Или взять общественных насекомых, которые демонстрируют сложнейшие формы поведения. Они строят «дома», выращивают грибные сады, владеют рабами, сообща добывают пищу и держат оборону от врагов. Пчелы, как считал Карл фон Фриш, обладают особым «языком», на котором сообщают друг другу о местоположении цветов. Неудивительно, что в муравьях и пчелах натуралисты издревле видели миниатюрную копию человеческого общества. Но при этом их жизненный мир радикально отличается от нашего. Основными носителями значения там выступают феромоны, а прочие стимулы порой полностью игнорируются. Например, феромоном царицы медоносных пчел служит кетодеценовая кислота. Если обработать ей любой небольшой предмет вроде щепочки или кусочка губки, то пчелы образуют вокруг него свиту и будут обращаться с этим муляжом как с настоящей царицей. Кто знает, может быть, и окружающие нас вещи можно подменить так, что мы этого не заметим? Трава нам будет казаться травой, камни – камнями, по сути представляя нечто отличное от того, с чем мы под видом травы и камней сталкивались прежде?
Еще пример – муравьи выносят из муравейника всех умерших собратьев, причем признаком смерти у них считается появление на кутикуле жирных кислот с длинными углеродными цепями. Когда присутствует этот носитель значения, все прочие уже не принимаются во внимание. Поэтому, если смазать живого муравья длинноцепочечными жирными кислотами, то остальные муравьи будут вытаскивать его из гнезда, совершенно не беспокоясь, что их собрат подает признаки жизни. И так будет повторяться раз за разом, пока запах не выветрится. Как это абсурдно – живое принять за мертвое. Но разве не может оказаться в этой ситуации любое другое существо? Разве нельзя представить, что реальность осталась почти что прежней, а ее образ в нашем сознании радикально поменялся?
Наш жизненный мир, безусловно, несколько шире, чем у клещей и муравьев, но не находится ли он в таком же отношении ко всеобщей реальности? В этом отдавал отчет Конрад Лоренц, выдающийся зоопсихолог и лауреат Нобелевской премии. Он отмечал, что наш образ действительности «грубым утилитарным образом упрощен: у нас развились „органы“ лишь для тех сторон Сущего-в-себе, какие важно было принимать в расчет для сохранения вида… Мы должны допустить, что Сущее-в-себе имеет и множество других сторон… но для нас эти стороны не имеют жизненного значения»[212]
.К каким бы выводам пришли общественные насекомые относительно устройства мира, если бы обладали навыком систематического мышления?
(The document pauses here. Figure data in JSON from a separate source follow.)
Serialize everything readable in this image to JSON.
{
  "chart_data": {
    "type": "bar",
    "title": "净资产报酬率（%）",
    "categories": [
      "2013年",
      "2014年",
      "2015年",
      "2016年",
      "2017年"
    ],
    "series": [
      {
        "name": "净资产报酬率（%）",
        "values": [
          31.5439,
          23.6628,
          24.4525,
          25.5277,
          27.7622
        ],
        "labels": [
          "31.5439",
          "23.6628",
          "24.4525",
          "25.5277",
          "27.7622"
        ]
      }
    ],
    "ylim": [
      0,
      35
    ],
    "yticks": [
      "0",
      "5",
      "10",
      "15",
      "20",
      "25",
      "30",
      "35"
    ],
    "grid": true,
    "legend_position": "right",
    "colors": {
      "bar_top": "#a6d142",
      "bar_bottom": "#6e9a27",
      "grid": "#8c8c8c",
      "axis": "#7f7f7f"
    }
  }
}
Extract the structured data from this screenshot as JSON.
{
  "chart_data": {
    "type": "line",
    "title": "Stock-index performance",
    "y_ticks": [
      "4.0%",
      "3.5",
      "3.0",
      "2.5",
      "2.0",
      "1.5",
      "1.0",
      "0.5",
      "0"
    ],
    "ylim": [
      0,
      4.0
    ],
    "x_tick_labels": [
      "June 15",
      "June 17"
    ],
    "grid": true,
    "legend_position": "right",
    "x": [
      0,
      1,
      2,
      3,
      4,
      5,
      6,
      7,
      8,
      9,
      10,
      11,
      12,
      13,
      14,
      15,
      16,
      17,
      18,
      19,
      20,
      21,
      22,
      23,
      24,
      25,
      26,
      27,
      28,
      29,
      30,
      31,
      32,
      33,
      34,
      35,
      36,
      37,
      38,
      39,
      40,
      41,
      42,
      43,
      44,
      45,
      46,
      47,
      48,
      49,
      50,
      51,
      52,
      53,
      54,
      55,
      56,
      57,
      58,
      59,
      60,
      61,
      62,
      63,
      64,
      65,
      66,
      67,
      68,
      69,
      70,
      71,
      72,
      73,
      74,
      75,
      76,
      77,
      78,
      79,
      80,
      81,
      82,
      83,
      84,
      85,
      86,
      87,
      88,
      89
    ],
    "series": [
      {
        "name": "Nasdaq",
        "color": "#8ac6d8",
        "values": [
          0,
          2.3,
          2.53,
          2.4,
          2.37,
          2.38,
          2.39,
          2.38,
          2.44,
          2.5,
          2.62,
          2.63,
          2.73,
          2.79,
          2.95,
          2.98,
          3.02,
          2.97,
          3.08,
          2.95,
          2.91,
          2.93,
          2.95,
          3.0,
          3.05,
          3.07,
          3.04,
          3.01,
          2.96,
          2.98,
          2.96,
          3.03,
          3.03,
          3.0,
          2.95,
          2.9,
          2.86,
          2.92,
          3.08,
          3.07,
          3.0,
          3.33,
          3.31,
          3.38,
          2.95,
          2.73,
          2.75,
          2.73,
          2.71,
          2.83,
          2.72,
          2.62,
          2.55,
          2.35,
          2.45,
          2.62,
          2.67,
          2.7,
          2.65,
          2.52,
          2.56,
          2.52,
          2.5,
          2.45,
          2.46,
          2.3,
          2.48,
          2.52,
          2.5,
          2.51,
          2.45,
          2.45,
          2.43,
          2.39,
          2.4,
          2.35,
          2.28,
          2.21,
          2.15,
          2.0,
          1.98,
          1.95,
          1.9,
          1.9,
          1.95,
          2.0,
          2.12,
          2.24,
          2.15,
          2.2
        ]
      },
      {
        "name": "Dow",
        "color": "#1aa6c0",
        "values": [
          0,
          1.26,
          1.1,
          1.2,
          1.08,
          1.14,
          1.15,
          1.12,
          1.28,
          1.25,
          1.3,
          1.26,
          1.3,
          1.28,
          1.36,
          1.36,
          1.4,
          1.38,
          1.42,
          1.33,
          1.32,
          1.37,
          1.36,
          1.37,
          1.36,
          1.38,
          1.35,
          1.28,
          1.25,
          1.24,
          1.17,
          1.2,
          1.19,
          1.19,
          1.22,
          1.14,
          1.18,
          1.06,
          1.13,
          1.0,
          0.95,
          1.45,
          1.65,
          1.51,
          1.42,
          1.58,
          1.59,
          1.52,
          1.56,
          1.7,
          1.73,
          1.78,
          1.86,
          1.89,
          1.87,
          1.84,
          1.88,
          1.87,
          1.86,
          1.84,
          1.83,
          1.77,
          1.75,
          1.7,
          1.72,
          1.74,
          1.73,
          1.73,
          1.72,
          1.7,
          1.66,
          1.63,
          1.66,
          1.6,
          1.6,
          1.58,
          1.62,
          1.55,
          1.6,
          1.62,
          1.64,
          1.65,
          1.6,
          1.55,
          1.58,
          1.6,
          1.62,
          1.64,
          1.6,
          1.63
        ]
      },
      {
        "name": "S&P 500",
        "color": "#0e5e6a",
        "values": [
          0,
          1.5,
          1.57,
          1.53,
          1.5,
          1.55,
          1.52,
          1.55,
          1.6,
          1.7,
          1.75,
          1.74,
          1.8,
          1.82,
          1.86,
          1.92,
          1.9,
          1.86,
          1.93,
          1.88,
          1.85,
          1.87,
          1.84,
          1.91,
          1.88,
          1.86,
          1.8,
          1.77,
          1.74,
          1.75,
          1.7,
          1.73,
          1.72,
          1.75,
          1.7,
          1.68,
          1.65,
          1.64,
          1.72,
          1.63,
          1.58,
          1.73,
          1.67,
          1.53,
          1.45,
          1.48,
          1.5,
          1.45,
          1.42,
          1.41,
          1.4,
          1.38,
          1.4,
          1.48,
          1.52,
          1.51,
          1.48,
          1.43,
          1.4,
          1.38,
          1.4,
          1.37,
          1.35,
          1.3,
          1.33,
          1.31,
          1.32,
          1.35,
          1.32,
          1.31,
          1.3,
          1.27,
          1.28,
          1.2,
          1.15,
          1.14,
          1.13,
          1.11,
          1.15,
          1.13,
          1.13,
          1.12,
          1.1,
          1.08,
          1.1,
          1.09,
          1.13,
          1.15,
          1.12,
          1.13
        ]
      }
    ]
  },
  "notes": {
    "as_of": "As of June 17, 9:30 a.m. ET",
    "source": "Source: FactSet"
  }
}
Скажем, слетевшись в дом на запах варенья, смогли бы осы понять, что имеют дело с продуктами деятельности разумной личности, а не просто с набором каменных поверхностей и источником глюкозы? Или как спинозовский червь мог бы убедиться в разумности человека, в чьем кровеносном русле он живет? Может быть, нечто похожее происходит и с нами – даже периодически сталкиваясь с проявлениями активности Бога, мы органически неспособны увидеть за ними нечто большее, нежели простую случайность?
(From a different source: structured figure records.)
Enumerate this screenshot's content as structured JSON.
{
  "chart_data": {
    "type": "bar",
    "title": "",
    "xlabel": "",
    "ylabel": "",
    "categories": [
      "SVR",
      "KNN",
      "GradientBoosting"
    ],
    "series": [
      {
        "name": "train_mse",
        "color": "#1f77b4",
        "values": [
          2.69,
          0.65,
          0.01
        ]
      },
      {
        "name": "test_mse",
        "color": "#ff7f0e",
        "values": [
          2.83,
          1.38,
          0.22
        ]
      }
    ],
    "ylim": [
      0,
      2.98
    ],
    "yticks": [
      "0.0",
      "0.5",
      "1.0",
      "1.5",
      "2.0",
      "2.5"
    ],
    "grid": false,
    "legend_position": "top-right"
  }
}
Пусть даже человеческий мозг способен постигать весьма абстрактные вещи, это не повод думать, что жизненный мир «вчерашних обезьян» может включать в себя хотя бы намеки на существование Бога и рая. Например, наши предки должны были обладать хотя бы зачаточным представлением о гравитации, чтобы не свалиться с ветки. Поэтому научному познанию человека оказались доступны объекты, относящиеся к этому носителю значения, вроде гипотетической темной материи. Если представить, что темная материя, на которую приходится чуть ли не четверть всей массы-энергии Вселенной, вдобавок к своей неспособности взаимодействовать с квантами света не участвовала бы и в гравитационном взаимодействии, мы бы никогда не узнали о ее существовании, даже будучи окружены ею со всех сторон. Но что мешает нам допустить, что с Богом и прочими богооткровенными реалиями дело ровно так и обстоит?
У нас есть все основания думать, что помимо порядка вещей, доступного нашему познанию, существует более или менее обширная реальность, скрытая от нас своеобразным занавесом неведения. Поскольку даже среди довольно узкого круга известных нам вещей встречаются разумные целенаправленно действующие личности, коими являемся мы сами, то было бы странно утверждать, что таких личностей не может быть и по ту сторону занавеса неведения. Если к их числу относится как минимум одна личность, желающая сообщить нам нечто об этой неизвестной реальности и обладающая соответствующими возможностями, то мы имели бы полное право ожидать, что она внушит нам некоторые убеждения относительно «вещей невидимых» (Евр. 11: 1). И действительно, мы находим немало людей с такими убеждениями, причем большая часть из них руководствуется в своей вере Библией.